There was a violent earthquake, for an angel of the Lord came down from heaven and, going to the tomb, rolled back the stone and sat on it. His appearance was like lightning, and his clothes were white as snow. The guards were so afraid of him that they shook and became like dead men.

The angel said to the women, “Do not be afraid, for I know that you are looking for Jesus, who was crucified. He is not here; he has risen, just as he said. Come and see the place where he lay. Then go quickly and tell his disciples: ‘He has risen from the dead and is going ahead of you into Galilee. There you will see him.’ Now I have told you.”

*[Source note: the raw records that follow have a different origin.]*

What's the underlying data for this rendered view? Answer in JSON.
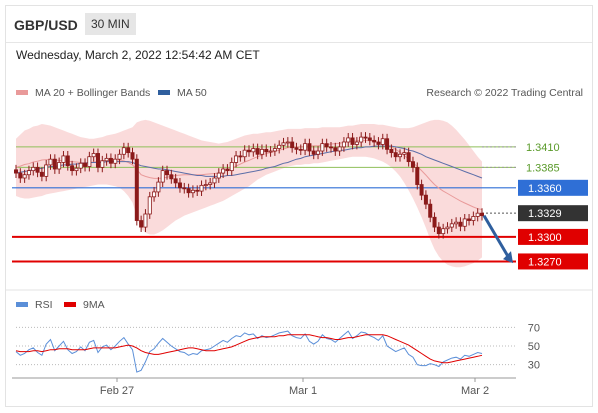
{
  "header": {
    "pair": "GBP/USD",
    "interval": "30 MIN"
  },
  "datetime": "Wednesday, March 2, 2022 12:54:42 AM CET",
  "legend": {
    "ma20_bb": "MA 20 + Bollinger Bands",
    "ma50": "MA 50",
    "credit": "Research © 2022 Trading Central"
  },
  "rsi_legend": {
    "rsi": "RSI",
    "ma9": "9MA"
  },
  "colors": {
    "candle": "#8b1a1a",
    "bollinger_fill": "#f9d5d5",
    "ma20": "#e99a9a",
    "ma50": "#5b6ea8",
    "green_level": "#8fbf5a",
    "blue_level": "#2f6fd6",
    "red_level": "#e00000",
    "current_price": "#333333",
    "arrow": "#2f5f9e",
    "rsi": "#5b8fd8",
    "rsi_ma9": "#e00000"
  },
  "chart_data": [
    {
      "type": "candlestick",
      "title": "GBP/USD 30 MIN",
      "x_ticks": [
        "Feb 27",
        "Mar 1",
        "Mar 2"
      ],
      "ylim": [
        1.324,
        1.346
      ],
      "levels": [
        {
          "value": 1.341,
          "label": "1.3410",
          "style": "green-line"
        },
        {
          "value": 1.3385,
          "label": "1.3385",
          "style": "green-line"
        },
        {
          "value": 1.336,
          "label": "1.3360",
          "style": "blue-badge"
        },
        {
          "value": 1.3329,
          "label": "1.3329",
          "style": "current-price-badge"
        },
        {
          "value": 1.33,
          "label": "1.3300",
          "style": "red-badge"
        },
        {
          "value": 1.327,
          "label": "1.3270",
          "style": "red-badge"
        }
      ],
      "close": [
        1.3378,
        1.3372,
        1.3376,
        1.3381,
        1.3385,
        1.3379,
        1.3374,
        1.3388,
        1.3395,
        1.3383,
        1.3391,
        1.3399,
        1.3387,
        1.3381,
        1.3384,
        1.339,
        1.3386,
        1.3398,
        1.3402,
        1.3385,
        1.3393,
        1.3396,
        1.339,
        1.3395,
        1.3401,
        1.3409,
        1.3403,
        1.3395,
        1.332,
        1.3312,
        1.3328,
        1.3349,
        1.3355,
        1.3367,
        1.3381,
        1.3376,
        1.3371,
        1.3366,
        1.336,
        1.3359,
        1.3354,
        1.3357,
        1.3356,
        1.3363,
        1.3364,
        1.3366,
        1.3372,
        1.3378,
        1.3383,
        1.3381,
        1.3391,
        1.3399,
        1.3398,
        1.3406,
        1.3404,
        1.3408,
        1.3401,
        1.3407,
        1.3404,
        1.3405,
        1.3408,
        1.3412,
        1.3415,
        1.3416,
        1.3409,
        1.3407,
        1.3406,
        1.3414,
        1.3405,
        1.3401,
        1.3405,
        1.3414,
        1.341,
        1.3409,
        1.3405,
        1.341,
        1.3416,
        1.3421,
        1.3413,
        1.3416,
        1.3422,
        1.3421,
        1.3418,
        1.3416,
        1.3413,
        1.342,
        1.3407,
        1.3403,
        1.3398,
        1.3401,
        1.3403,
        1.3392,
        1.3385,
        1.3364,
        1.3351,
        1.334,
        1.3324,
        1.3312,
        1.3304,
        1.331,
        1.3312,
        1.3316,
        1.3318,
        1.3313,
        1.3322,
        1.332,
        1.3325,
        1.3329,
        1.3326
      ],
      "bollinger_upper": [
        1.342,
        1.3425,
        1.343,
        1.3432,
        1.3435,
        1.3436,
        1.3438,
        1.3437,
        1.3436,
        1.3434,
        1.3432,
        1.343,
        1.3428,
        1.3426,
        1.3424,
        1.3422,
        1.3421,
        1.342,
        1.342,
        1.3421,
        1.3422,
        1.3424,
        1.3425,
        1.3426,
        1.3428,
        1.343,
        1.3432,
        1.3434,
        1.344,
        1.3442,
        1.3443,
        1.3442,
        1.344,
        1.3438,
        1.3436,
        1.3434,
        1.3432,
        1.343,
        1.3428,
        1.3426,
        1.3424,
        1.3422,
        1.342,
        1.3418,
        1.3417,
        1.3416,
        1.3415,
        1.3414,
        1.3415,
        1.3416,
        1.3418,
        1.342,
        1.3422,
        1.3424,
        1.3425,
        1.3426,
        1.3426,
        1.3427,
        1.3428,
        1.3428,
        1.3429,
        1.343,
        1.3431,
        1.3432,
        1.3432,
        1.3432,
        1.3432,
        1.3433,
        1.3433,
        1.3433,
        1.3433,
        1.3434,
        1.3434,
        1.3434,
        1.3434,
        1.3434,
        1.3435,
        1.3436,
        1.3436,
        1.3437,
        1.3438,
        1.3438,
        1.3438,
        1.3438,
        1.3437,
        1.3437,
        1.3436,
        1.3435,
        1.3434,
        1.3433,
        1.3433,
        1.3433,
        1.3434,
        1.3436,
        1.3438,
        1.344,
        1.3442,
        1.3443,
        1.3443,
        1.3442,
        1.344,
        1.3436,
        1.3431,
        1.3425,
        1.3419,
        1.3412,
        1.3405,
        1.3398,
        1.3392
      ],
      "bollinger_lower": [
        1.335,
        1.3348,
        1.3347,
        1.3347,
        1.3348,
        1.3349,
        1.335,
        1.3352,
        1.3353,
        1.3354,
        1.3355,
        1.3356,
        1.3357,
        1.3358,
        1.3359,
        1.336,
        1.3361,
        1.3362,
        1.3363,
        1.3364,
        1.3364,
        1.3364,
        1.3363,
        1.3362,
        1.336,
        1.3356,
        1.335,
        1.3342,
        1.3325,
        1.331,
        1.3305,
        1.3303,
        1.3303,
        1.3305,
        1.3308,
        1.3312,
        1.3316,
        1.332,
        1.3323,
        1.3326,
        1.3328,
        1.333,
        1.3332,
        1.3334,
        1.3336,
        1.3338,
        1.334,
        1.3342,
        1.3344,
        1.3347,
        1.335,
        1.3353,
        1.3356,
        1.3359,
        1.3362,
        1.3366,
        1.337,
        1.3373,
        1.3376,
        1.3378,
        1.338,
        1.3382,
        1.3384,
        1.3386,
        1.3387,
        1.3388,
        1.3388,
        1.3389,
        1.3389,
        1.339,
        1.339,
        1.3391,
        1.3392,
        1.3393,
        1.3394,
        1.3395,
        1.3396,
        1.3397,
        1.3398,
        1.3398,
        1.3398,
        1.3398,
        1.3397,
        1.3396,
        1.3394,
        1.3392,
        1.3389,
        1.3385,
        1.338,
        1.3374,
        1.3366,
        1.3357,
        1.3347,
        1.3336,
        1.3324,
        1.3311,
        1.3297,
        1.3285,
        1.3276,
        1.327,
        1.3266,
        1.3264,
        1.3263,
        1.3263,
        1.3264,
        1.3266,
        1.3268,
        1.3271,
        1.3275
      ],
      "ma50": [
        1.3378,
        1.3379,
        1.338,
        1.3381,
        1.3382,
        1.3383,
        1.3384,
        1.3385,
        1.3386,
        1.3386,
        1.3387,
        1.3388,
        1.3388,
        1.3389,
        1.3389,
        1.339,
        1.339,
        1.3391,
        1.3391,
        1.3391,
        1.3391,
        1.3392,
        1.3392,
        1.3392,
        1.3392,
        1.3392,
        1.3392,
        1.3391,
        1.3389,
        1.3387,
        1.3386,
        1.3385,
        1.3384,
        1.3383,
        1.3383,
        1.3382,
        1.3381,
        1.338,
        1.3379,
        1.3378,
        1.3377,
        1.3376,
        1.3375,
        1.3375,
        1.3374,
        1.3374,
        1.3374,
        1.3374,
        1.3374,
        1.3375,
        1.3375,
        1.3376,
        1.3377,
        1.3378,
        1.3379,
        1.338,
        1.3381,
        1.3382,
        1.3384,
        1.3385,
        1.3386,
        1.3388,
        1.339,
        1.3391,
        1.3393,
        1.3395,
        1.3396,
        1.3398,
        1.3399,
        1.34,
        1.3401,
        1.3402,
        1.3403,
        1.3404,
        1.3405,
        1.3406,
        1.3406,
        1.3407,
        1.3408,
        1.3409,
        1.3409,
        1.341,
        1.341,
        1.3411,
        1.3411,
        1.3411,
        1.3411,
        1.3411,
        1.341,
        1.3409,
        1.3408,
        1.3406,
        1.3405,
        1.3403,
        1.3401,
        1.3398,
        1.3396,
        1.3394,
        1.3392,
        1.339,
        1.3388,
        1.3386,
        1.3384,
        1.3382,
        1.338,
        1.3378,
        1.3376,
        1.3374,
        1.3372
      ]
    },
    {
      "type": "line",
      "title": "RSI",
      "ylim": [
        20,
        80
      ],
      "y_ticks": [
        70,
        50,
        30
      ],
      "series": [
        {
          "name": "RSI",
          "values": [
            44,
            40,
            42,
            46,
            48,
            43,
            40,
            52,
            57,
            45,
            50,
            55,
            46,
            42,
            44,
            49,
            45,
            54,
            56,
            43,
            49,
            51,
            46,
            50,
            55,
            59,
            52,
            46,
            22,
            24,
            33,
            44,
            47,
            53,
            58,
            54,
            50,
            47,
            44,
            43,
            40,
            42,
            41,
            45,
            46,
            47,
            50,
            53,
            56,
            54,
            58,
            61,
            60,
            64,
            62,
            63,
            58,
            61,
            59,
            60,
            62,
            64,
            65,
            66,
            61,
            59,
            58,
            63,
            55,
            52,
            55,
            62,
            58,
            57,
            54,
            58,
            62,
            66,
            58,
            61,
            65,
            64,
            61,
            59,
            56,
            61,
            50,
            47,
            44,
            46,
            48,
            41,
            38,
            30,
            29,
            29,
            31,
            30,
            28,
            33,
            35,
            37,
            38,
            36,
            40,
            39,
            41,
            43,
            42
          ]
        },
        {
          "name": "9MA",
          "values": [
            45,
            44,
            44,
            44,
            45,
            45,
            44,
            45,
            46,
            46,
            47,
            47,
            47,
            46,
            46,
            46,
            46,
            47,
            48,
            48,
            48,
            48,
            48,
            48,
            49,
            50,
            51,
            50,
            48,
            45,
            43,
            42,
            41,
            41,
            42,
            43,
            44,
            45,
            46,
            47,
            48,
            48,
            47,
            46,
            45,
            45,
            45,
            46,
            47,
            48,
            49,
            51,
            53,
            55,
            57,
            58,
            59,
            60,
            60,
            60,
            60,
            61,
            61,
            62,
            62,
            62,
            62,
            62,
            62,
            61,
            60,
            59,
            59,
            58,
            57,
            57,
            58,
            59,
            59,
            60,
            61,
            62,
            62,
            62,
            62,
            62,
            61,
            59,
            57,
            55,
            53,
            51,
            48,
            45,
            42,
            39,
            36,
            34,
            33,
            32,
            32,
            33,
            34,
            35,
            36,
            37,
            38,
            39,
            40
          ]
        }
      ],
      "x_ticks": [
        "Feb 27",
        "Mar 1",
        "Mar 2"
      ]
    }
  ]
}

 So the women hurried away from the tomb, afraid yet filled with joy, and ran to tell his disciples. Matthew 28:1-8 (NIV).

One thing I find quite interesting about this passage is that the first witnesses were the women. During this time, the testimony of a woman was not admissible in a court and essentially meant nothing. But both the angel of the Lord, and further on in the passage Jesus, tell them to go tell the disciples what had happened. And Matthew, in his effort to give a full and accurate account of the event, told it like it happened.

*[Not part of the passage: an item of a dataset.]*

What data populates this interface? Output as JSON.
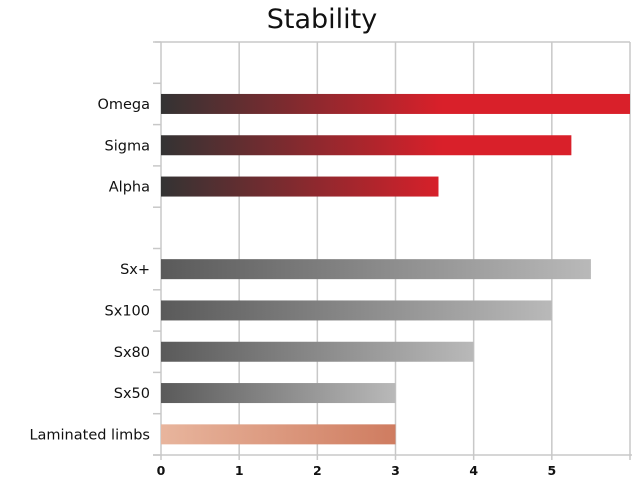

I have heard arguments that Jesus did not really rise from the dead, but that the disciples stole His body from the tomb and then made up a story about His resurrection. But if the disciples were trying to perpetrate a fraud and wanted to convince others that their lie was true, they would never have told it in such a way as to rely on the testimony of women.

Mary Magdalene and the other Mary were there when Jesus was crucified, when they took Him from the cross, when they laid Him in the tomb, and even when the stone was rolled away. Their testimony of what they saw has been passed on to us today in the Gospels and I choose to accept the testimony of these women. How about you? I know you weren’t there either, but you can trust the witness of those who were.